TLDR:
- US stock futures pointed to a strong open ahead of Nvidia’s earnings report
- Global stocks rose with Europe’s benchmark reaching a record high
- International dividend stocks have outperformed US dividend stocks over the past five years
- Technology sector dominance in the US has been a handicap for US dividend stocks
- Copper prices surged following President Trump’s tariff threat on the metal
Global stock markets gained ground on Wednesday, February 26, 2025, as investors eagerly awaited Nvidia’s earnings report. The tech giant’s results, due after US market close, could potentially reignite the artificial intelligence-driven rally that has powered markets over recent years.
US stock futures showed strength ahead of the Wall Street open, with Nvidia shares rising as much as 3% in premarket trading. Contracts on the Nasdaq 100 climbed about 0.6% while those on the S&P 500 gained 0.4%. Options data suggests Nvidia’s stock could move 8.5% in either direction following the earnings announcement.

The Nvidia report comes at a critical time for tech stocks. The “Magnificent Seven” group of tech megacaps recently entered correction territory on Tuesday, reflecting growing concerns that AI computing adoption may not follow a straight upward path. These tech bellwethers ticked higher in Wednesday’s premarket trading.
“We need a good set of numbers from Nvidia to keep this bull track in place in the US,” said Guy Miller, chief market strategist at Zurich Insurance Co. “It will be important that the numbers are good and the outlook is good. If it’s a really disappointing reading the market will be vulnerable to a further setback.”
Other stocks making moves in premarket trading included Super Micro Computer Inc., which jumped 25% after meeting a deadline to submit financial reports to maintain its Nasdaq listing.

Human resources firm Workday Inc. rallied on better-than-expected results, while General Motors Co. gained following a $6 billion buyback announcement.
In Europe, the regional stock benchmark rose to a record high, led by resources and mining companies. Strong results from companies including Anheuser-Busch InBev, Banco Santander SA, Fresenius SE, and Alcon AG further boosted market sentiment.
Bond markets saw the yield on 10-year Treasuries stabilize after Tuesday’s 11-basis-point decline, which was fueled by weaker-than-expected economic data and increased bets on Federal Reserve policy easing. Borrowing costs edged two basis points higher, and the dollar firmed against G-10 peers as investors awaited a speech by Federal Reserve official Raphael Bostic.
International Dividend Stocks
While US dividend stocks have struggled to keep pace with the broader market, international dividend stocks have been thriving. Both the Morningstar Global Markets ex-US High Dividend Yield Index and the Morningstar Global ex-US Dividend Growth Index have outperformed the broad market for developed and emerging markets outside the US over the past five years.

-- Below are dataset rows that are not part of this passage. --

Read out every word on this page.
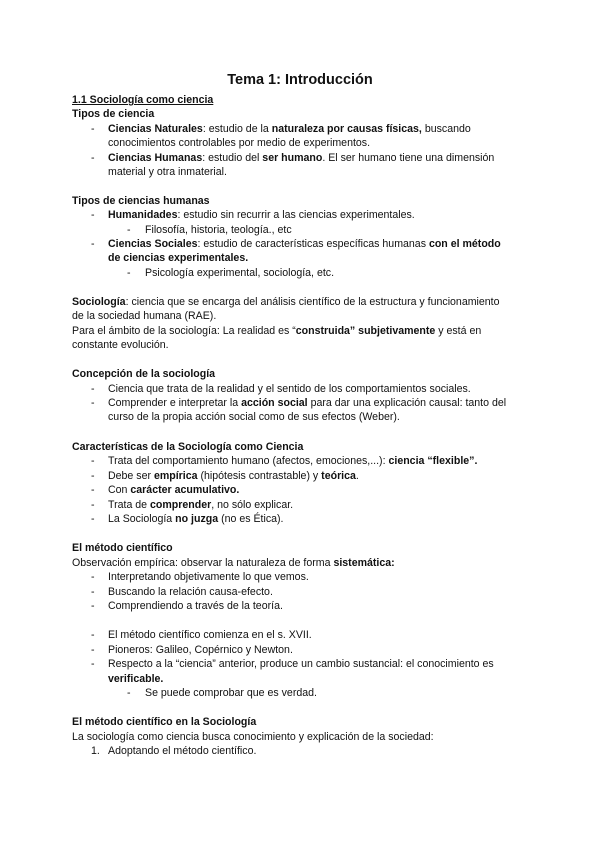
Tema 1: Introducción
1.1 Sociología como ciencia
Tipos de ciencia
- Ciencias Naturales: estudio de la naturaleza por causas físicas, buscando
conocimientos controlables por medio de experimentos.
- Ciencias Humanas: estudio del ser humano. El ser humano tiene una dimensión
material y otra inmaterial.
Tipos de ciencias humanas
- Humanidades: estudio sin recurrir a las ciencias experimentales.
- Filosofía, historia, teología., etc
- Ciencias Sociales: estudio de características específicas humanas con el método
de ciencias experimentales.
- Psicología experimental, sociología, etc.
Sociología: ciencia que se encarga del análisis científico de la estructura y funcionamiento
de la sociedad humana (RAE).
Para el ámbito de la sociología: La realidad es “construida” subjetivamente y está en
constante evolución.
Concepción de la sociología
- Ciencia que trata de la realidad y el sentido de los comportamientos sociales.
- Comprender e interpretar la acción social para dar una explicación causal: tanto del
curso de la propia acción social como de sus efectos (Weber).
Características de la Sociología como Ciencia
- Trata del comportamiento humano (afectos, emociones,...): ciencia “flexible”.
- Debe ser empírica (hipótesis contrastable) y teórica.
- Con carácter acumulativo.
- Trata de comprender, no sólo explicar.
- La Sociología no juzga (no es Ética).
El método científico
Observación empírica: observar la naturaleza de forma sistemática:
- Interpretando objetivamente lo que vemos.
- Buscando la relación causa-efecto.
- Comprendiendo a través de la teoría.
- El método científico comienza en el s. XVII.
- Pioneros: Galileo, Copérnico y Newton.
- Respecto a la “ciencia” anterior, produce un cambio sustancial: el conocimiento es
verificable.
- Se puede comprobar que es verdad.
El método científico en la Sociología
La sociología como ciencia busca conocimiento y explicación de la sociedad:
1. Adoptando el método científico.
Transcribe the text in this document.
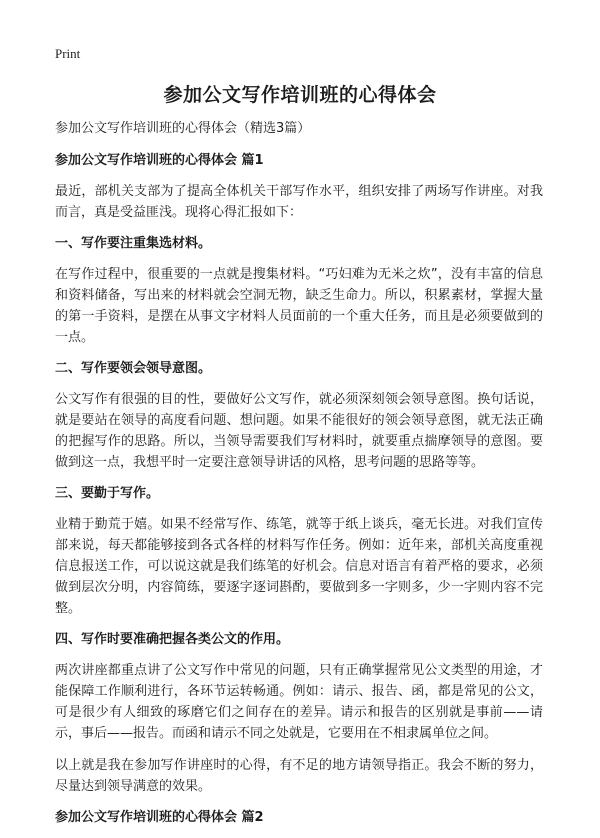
Print
参加公文写作培训班的心得体会

参加公文写作培训班的心得体会（精选3篇）

参加公文写作培训班的心得体会 篇1

最近，部机关支部为了提高全体机关干部写作水平，组织安排了两场写作讲座。对我而言，真是受益匪浅。现将心得汇报如下：

一、写作要注重集选材料。

在写作过程中，很重要的一点就是搜集材料。“巧妇难为无米之炊”，没有丰富的信息和资料储备，写出来的材料就会空洞无物，缺乏生命力。所以，积累素材，掌握大量的第一手资料，是摆在从事文字材料人员面前的一个重大任务，而且是必须要做到的一点。

二、写作要领会领导意图。

公文写作有很强的目的性，要做好公文写作，就必须深刻领会领导意图。换句话说，就是要站在领导的高度看问题、想问题。如果不能很好的领会领导意图，就无法正确的把握写作的思路。所以，当领导需要我们写材料时，就要重点揣摩领导的意图。要做到这一点，我想平时一定要注意领导讲话的风格，思考问题的思路等等。

三、要勤于写作。

业精于勤荒于嬉。如果不经常写作、练笔，就等于纸上谈兵，毫无长进。对我们宣传部来说，每天都能够接到各式各样的材料写作任务。例如：近年来，部机关高度重视信息报送工作，可以说这就是我们练笔的好机会。信息对语言有着严格的要求，必须做到层次分明，内容简练，要逐字逐词斟酌，要做到多一字则多，少一字则内容不完整。

四、写作时要准确把握各类公文的作用。

两次讲座都重点讲了公文写作中常见的问题，只有正确掌握常见公文类型的用途，才能保障工作顺利进行，各环节运转畅通。例如：请示、报告、函，都是常见的公文，可是很少有人细致的琢磨它们之间存在的差异。请示和报告的区别就是事前——请示，事后——报告。而函和请示不同之处就是，它要用在不相隶属单位之间。

以上就是我在参加写作讲座时的心得，有不足的地方请领导指正。我会不断的努力，尽量达到领导满意的效果。

参加公文写作培训班的心得体会 篇2
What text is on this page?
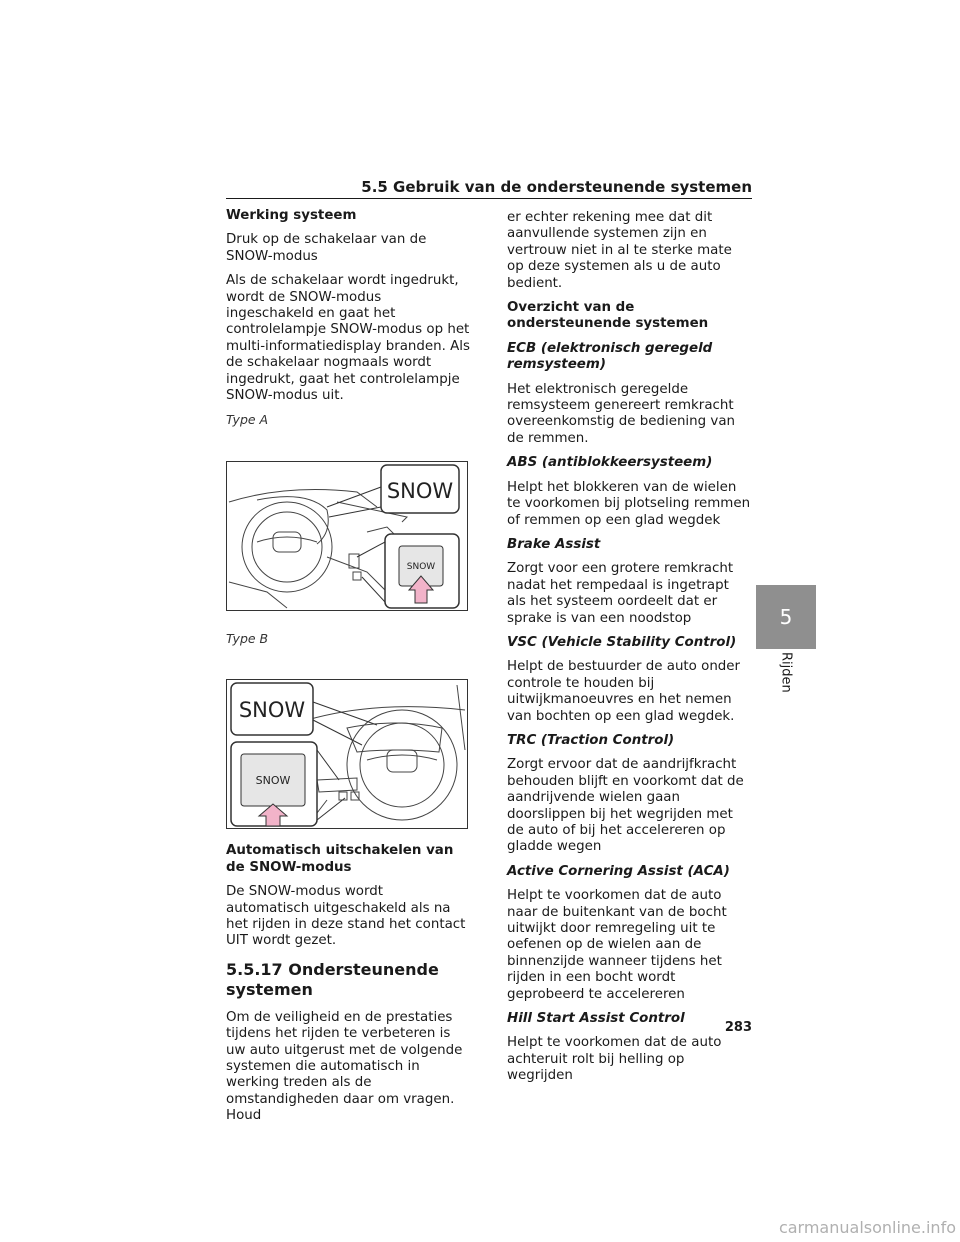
5.5 Gebruik van de ondersteunende systemen
Werking systeem

Druk op de schakelaar van de SNOW-modus

Als de schakelaar wordt ingedrukt, wordt de SNOW-modus ingeschakeld en gaat het controlelampje SNOW-modus op het multi-informatiedisplay branden. Als de schakelaar nogmaals wordt ingedrukt, gaat het controlelampje SNOW-modus uit.

Type A
SNOW
SNOW
Type B
SNOW
SNOW
Automatisch uitschakelen van de SNOW-modus

De SNOW-modus wordt automatisch uitgeschakeld als na het rijden in deze stand het contact UIT wordt gezet.

5.5.17 Ondersteunende systemen

Om de veiligheid en de prestaties tijdens het rijden te verbeteren is uw auto uitgerust met de volgende systemen die automatisch in werking treden als de omstandigheden daar om vragen. Houd

er echter rekening mee dat dit aanvullende systemen zijn en vertrouw niet in al te sterke mate op deze systemen als u de auto bedient.

Overzicht van de ondersteunende systemen
ECB (elektronisch geregeld remsysteem)

Het elektronisch geregelde remsysteem genereert remkracht overeenkomstig de bediening van de remmen.

ABS (antiblokkeersysteem)

Helpt het blokkeren van de wielen te voorkomen bij plotseling remmen of remmen op een glad wegdek

Brake Assist

Zorgt voor een grotere remkracht nadat het rempedaal is ingetrapt als het systeem oordeelt dat er sprake is van een noodstop

VSC (Vehicle Stability Control)

Helpt de bestuurder de auto onder controle te houden bij uitwijkmanoeuvres en het nemen van bochten op een glad wegdek.

TRC (Traction Control)

Zorgt ervoor dat de aandrijfkracht behouden blijft en voorkomt dat de aandrijvende wielen gaan doorslippen bij het wegrijden met de auto of bij het accelereren op gladde wegen

Active Cornering Assist (ACA)

Helpt te voorkomen dat de auto naar de buitenkant van de bocht uitwijkt door remregeling uit te oefenen op de wielen aan de binnenzijde wanneer tijdens het rijden in een bocht wordt geprobeerd te accelereren

Hill Start Assist Control

Helpt te voorkomen dat de auto achteruit rolt bij helling op wegrijden

5
Rijden
283
carmanualsonline.info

The performance gap between US and international dividend stocks can be largely attributed to sectoral dynamics. The US stock market has been dominated by technology-oriented stocks, particularly the “Magnificent Seven,” which have driven market returns but are not typically dividend-rich. Technology stocks represented 32% of US equity market value entering 2025 but just 16% of the US high-dividend yield index and 19% for dividend growth.
In contrast, technology makes up only 14% of the broad market outside the US, with dividend indexes allocating just 7%-8% to the sector. This reduced exposure to tech has been less of a handicap for international dividend stocks.
Financial services, a sector that has performed strongly in recent years, represents a much larger portion of markets outside the US and is overweight in both international dividend indexes. Banks in Europe, Japan, Canada, and Australia have benefited from higher interest rates increasing net interest margins. Insurers like Allianz and AXA have also contributed to the outperformance of international dividend indexes.
The overall market environment has also played a role in this divergence. The broad US equity market has returned nearly 100% on a cumulative basis over the past five years, while stocks outside the US are up less than 50%. Dividend-paying companies, which tend to be more mature and stable, have looked sluggish compared to the turbocharged US market but have thrived relatively in the lower-return environment outside the US.
In the one down year for equities during this period (2022), dividend indexes in both the US and international markets lost far less than the broad equity market. However, in the big up years for the US market (2021, 2023, and 2024), growth-oriented businesses outpaced the steadier dividend-payers.
Copper prices dominated commodity trading on Wednesday, surging after President Trump’s latest tariff threat. Gold remained near its recent all-time high as investors continued to seek safe-haven assets amid market uncertainty.